La programmation s’est notamment révélée travaillée par la question de la perte : dans plusieurs films, la disparition d’un être ou d’un élément menace de détruire l’équilibre en place et modifie l’existence des personnages, allant parfois jusqu’à la rendre impossible. C’est le cas de L’Inconnu (1927) de Tod Browning où Alonzo (Lon Chaney), faux infirme lanceur de couteau, finit par se faire amputer de ses bras par amour pour Nanon (Joan Crawford), qui ne supporte pas d’être touchée par les hommes. Par un coup du destin des plus cruels, l’opération a lieu au moment où la jeune femme se laisse enfin approcher par un rival. Dans une séquence vertigineuse, le montage alterne alors entre les caresses du couple et le visage progressivement gagné par le délire d’Alonzo, donnant la mesure des ravages provoqués par un tel arrachement. Le film trouvait ainsi parfaitement sa place dans la rétrospective baptisée « L’Amour fou », qui couvrait audacieusement l’ensemble de l’histoire du cinéma
À l’homme sans bras de L’Inconnu répondait la montagne sans loup de Punta Stella, un court-métrage réalisé par Pierre Denoits, qui avait déjà présenté une autre histoire d’amour déçu aux Entrevues de 2016 avec Pastorale. Au début du film, deux hommes rendent visite à une amie bergère, flanqués du cadavre d’un loup (le dernier survivant des environs) qu’ils viennent de tuer. Ce n’est pas eux que l’on vient d’achever et pourtant presque tous ont l’air abattu : la bergère propose vite un verre de vin, histoire d’oublier, et l’un des chasseurs tente de détendre l’atmosphère en s’emparant d’un ukulele. Des aboiements persistants couvrent cependant la musique et témoignent de leur échec à vouloir réintroduire de la légèreté. Une anecdote effrayante (le meurtre d’un berger par un homme couvert de poils dans les Alpes italiennes) et la disparition de la charogne en pleine nuit font subtilement glisser le film du réalisme vers le fantastique. L’apparition terrifiante du loup, savamment orchestrée par les ruptures sonores et l’usage du hors champ, apparaît alors comme le point d’orgue d’un film invitant avec finesse à réfléchir sur la disparition d’une espèce.

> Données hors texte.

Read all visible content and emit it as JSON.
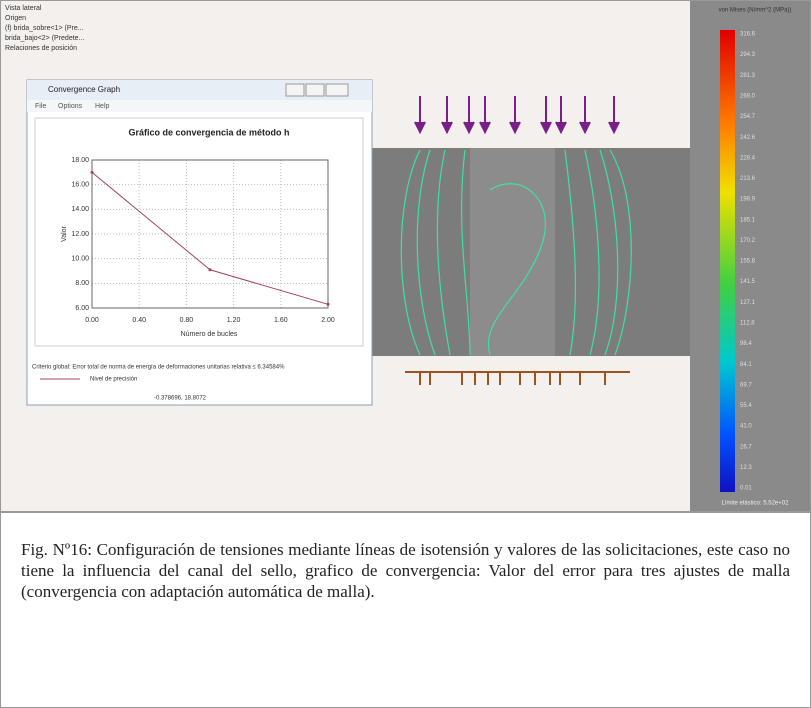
{
  "tree": {
    "items": [
      "Vista lateral",
      "Origen",
      "(f) brida_sobre<1> (Pre...",
      "brida_bajo<2> (Predete...",
      "Relaciones de posición"
    ]
  },
  "window": {
    "title": "Convergence Graph",
    "menu": [
      "File",
      "Options",
      "Help"
    ],
    "criterion": "Criterio global: Error total de norma de energía de deformaciones unitarias relativa ≤ 6.34584%",
    "coords": "-0.378696, 18.8072"
  },
  "chart_data": {
    "type": "line",
    "title": "Gráfico de convergencia de método h",
    "x_label": "Número de bucles",
    "y_label": "Valor",
    "x": [
      0,
      1,
      2
    ],
    "series": [
      {
        "name": "Nivel de precisión",
        "color": "#a0445a",
        "values": [
          17.0,
          9.1,
          6.3
        ]
      }
    ],
    "xlim": [
      0,
      2
    ],
    "ylim": [
      6,
      18
    ],
    "xticks": [
      {
        "value": 0,
        "label": "0.00"
      },
      {
        "value": 0.4,
        "label": "0.40"
      },
      {
        "value": 0.8,
        "label": "0.80"
      },
      {
        "value": 1.2,
        "label": "1.20"
      },
      {
        "value": 1.6,
        "label": "1.60"
      },
      {
        "value": 2,
        "label": "2.00"
      }
    ],
    "yticks": [
      {
        "value": 6,
        "label": "6.00"
      },
      {
        "value": 8,
        "label": "8.00"
      },
      {
        "value": 10,
        "label": "10.00"
      },
      {
        "value": 12,
        "label": "12.00"
      },
      {
        "value": 14,
        "label": "14.00"
      },
      {
        "value": 16,
        "label": "16.00"
      },
      {
        "value": 18,
        "label": "18.00"
      }
    ],
    "grid": true
  },
  "colorbar": {
    "title": "von Mises (N/mm^2 (MPa))",
    "labels": [
      "316.6",
      "294.3",
      "281.3",
      "268.0",
      "254.7",
      "242.6",
      "228.4",
      "213.6",
      "198.9",
      "185.1",
      "170.2",
      "155.8",
      "141.5",
      "127.1",
      "112.8",
      "98.4",
      "84.1",
      "69.7",
      "55.4",
      "41.0",
      "26.7",
      "12.3",
      "0.01"
    ],
    "footer": "Límite elástico: 5.52e+02"
  },
  "caption": "Fig. Nº16: Configuración de tensiones mediante líneas de isotensión y valores de las solicitaciones, este caso no tiene la influencia del canal del sello, grafico de convergencia: Valor del error para tres ajustes de malla (convergencia con adaptación automática de malla)."
}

Punta Stella de Pierre Denoits
À visage (dé)couvert
Dans Perchés de Guillaume Lillo, entièrement construit à partir d’images trouvées sur le net, c’est une voix sans visage qui guide un récit de dépression et lui donne sa profondeur. L’absence du narrateur fait d’autant plus sens que ce dernier est atteint d’une dysmorphophobie et possède une vision altérée de son propre physique. Avec ses répliques teintées d’humour noir (« J’ai fini par acheter une corde à Leroy-Merlin », « Je me sens plus proche d’une Citroën C3 que de n’importe quel humain sur la terre »), le film trouve un ton bien particulier, à la fois incisif et désabusé. Il oscille de la même manière entre trivialité et poésie (les oiseaux perchés deviennent une éloquente métaphore de la folie), parenthèses apaisantes (musique d’ambiance relaxante, mandalas et montagnes reposantes) et saillies violentes (scènes dans un manoir hanté ou une boîte de nuit). En jouant ainsi sur des grands écarts, le cinéaste parvient à restituer la complexité d’une âme tiraillée par des sentiments contradictoires.
Les visages sont à l’inverse au cœur du film de Désiré Ecaré, Visages de femmes, long-métrage ivoirien de 1985, que le distributeur La Traverse sort de l’oubli (une version restaurée sortira en février prochain). Le film dresse le portrait de trois femmes, chacune correspondant à une manière différente de s’affranchir de la tutelle des hommes, que ce soit par l’entremise de la sexualité, de la force physique ou du travail. À l’émancipation des individus s’ajoute une quête collective, incarnée par un chant sororal dans lequel un groupe de femmes clame leur colère contre les hommes et revendique leur droit à disposer librement de leur corps. Cette puissante fable féministe se révèle également être un magnifique film dansé, où rythme et mouvement s’entrecroisent en permanence, des fêtes de rue à la démarche ondoyante des femmes en passant par le travail de la terre. Une scène mémorable dans une rivière montre notamment l’étreinte charnelle entre un homme et une femme, à la manière d’un ballet aquatique des plus sensuels, dont la nature compose la partition silencieuse.